Death toll from tainted alcohol in Costa Rica rises to 25

Twenty-five people have died and dozens more have been hospitalized after drinking tainted liquor in Costa Rica, health officials said Monday.

The announcement came nearly a month after the country’s health ministry first put the alcohol-related death toll at 19 and attributed the deaths to methanol poisoning.

Liquor producers sometimes use the potentially toxic liquid to increase profit margins and raise alcohol content, according to the Associated Press.

In a news release, Costa Rica’s Health Ministry had it had seized more than 55,000 bottles of liquor and shuttered 10 supermarkets and other places in the country’s capital, San José, and in the city of Alajuela, that sold the tainted alcohol.

Among the dead were 19 men and six women between the ages of 32 and 72, the ministry said. Fifty-nine people had also been hospitalized.

A ministry spokesperson told NBC News that no tourists had died and that nearly all of the dead were Costa Rica citizens.

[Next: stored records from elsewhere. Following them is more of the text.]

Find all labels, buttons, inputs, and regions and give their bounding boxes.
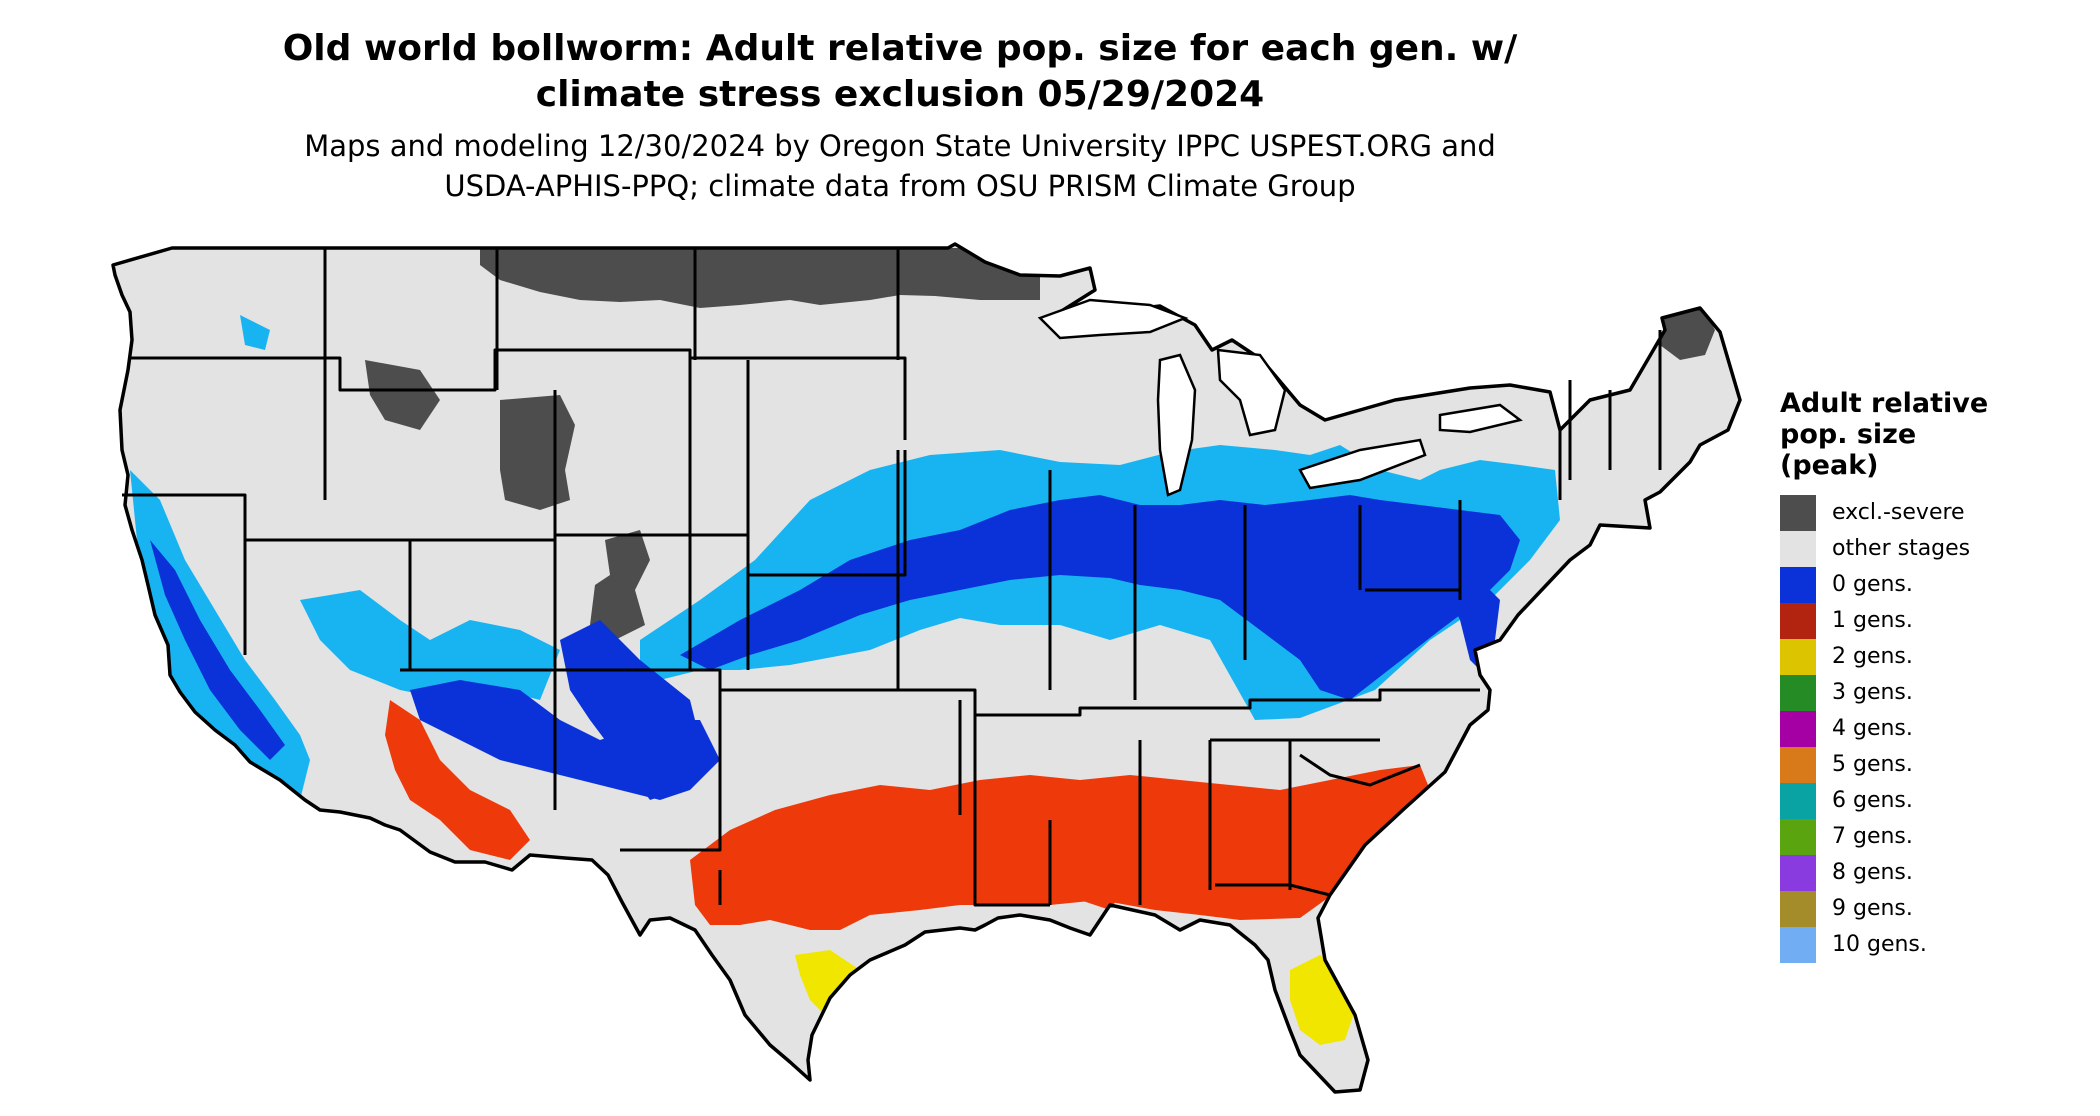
border-midwest-verticals [1048, 470, 1460, 700]
legend-item: 6 gens. [1780, 783, 2060, 819]
legend-swatch [1780, 891, 1816, 927]
excluded-colorado-mountains [590, 530, 650, 640]
great-lakes [1037, 298, 1523, 497]
border-northeast [1458, 330, 1662, 600]
legend-item: 2 gens. [1780, 639, 2060, 675]
legend-item: 9 gens. [1780, 891, 2060, 927]
legend-label: 9 gens. [1832, 896, 1913, 921]
legend-item: 0 gens. [1780, 567, 2060, 603]
one-gen-mississippi-delta [1060, 860, 1120, 910]
title-line-1: Old world bollworm: Adult relative pop. … [282, 28, 1518, 69]
map-subtitle: Maps and modeling 12/30/2024 by Oregon S… [230, 126, 1570, 206]
legend-title-line-1: Adult relative [1780, 388, 1989, 419]
legend-label: excl.-severe [1832, 500, 1965, 525]
legend-label: 3 gens. [1832, 680, 1913, 705]
one-gen-zone [385, 700, 1430, 930]
legend-title-line-3: (peak) [1780, 450, 1879, 481]
border-row-south [400, 668, 1480, 717]
legend-label: 0 gens. [1832, 572, 1913, 597]
lake-michigan [1156, 353, 1197, 497]
lake-ontario [1438, 403, 1523, 434]
legend-item: other stages [1780, 531, 2060, 567]
legend-label: 4 gens. [1832, 716, 1913, 741]
legend-item: 7 gens. [1780, 819, 2060, 855]
legend-swatch [1780, 531, 1816, 567]
legend-item: 10 gens. [1780, 927, 2060, 963]
lake-huron [1216, 348, 1287, 437]
map-legend: Adult relative pop. size (peak) excl.-se… [1780, 388, 2060, 963]
map-title: Old world bollworm: Adult relative pop. … [230, 26, 1570, 118]
excluded-areas [365, 248, 1715, 640]
legend-label: 10 gens. [1832, 932, 1927, 957]
border-plains-verticals [693, 248, 977, 815]
subtitle-line-1: Maps and modeling 12/30/2024 by Oregon S… [304, 129, 1496, 163]
zero-gen-dark-new-mexico [560, 620, 700, 800]
legend-label: 8 gens. [1832, 860, 1913, 885]
legend-swatch [1780, 855, 1816, 891]
zero-gen-light-washington [240, 315, 270, 350]
zero-gen-dark-zone [150, 495, 1520, 800]
legend-item: 1 gens. [1780, 603, 2060, 639]
border-row-north [130, 348, 907, 440]
legend-label: 5 gens. [1832, 752, 1913, 777]
legend-swatch [1780, 927, 1816, 963]
border-row-gulf [620, 690, 1331, 907]
legend-swatch [1780, 819, 1816, 855]
legend-label: 7 gens. [1832, 824, 1913, 849]
lake-superior [1037, 298, 1189, 340]
legend-swatch [1780, 495, 1816, 531]
legend-label: 2 gens. [1832, 644, 1913, 669]
excluded-wyoming-mountains [500, 395, 575, 510]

Walker Barnes, a 25-year-old Californian who said he visited the country last month on a surf trip with his family, said in an interview that on his last night there he drank a local rum that Costa Rican officials have identified as tainted.

A day after returning to Los Angeles, Barnes said he started experiencing fatigue and achy muscles. Soon, Barnes said he could barely move.

A battery of tests and several days in an emergency room followed, Barnes said, adding that he was released without a diagnosis.

Doctors told him that “he must have a weird virus or a curious case of pneumonia,” Barnes’ brother, Fletch Barnes, said in an Instagram video about the ordeal that includes hospital footage.

After seeing an article about what had happened in Costa Rica — and talking to his doctor about it — Barnes said the physician agreed that his symptoms appeared to point to methanol poisoning.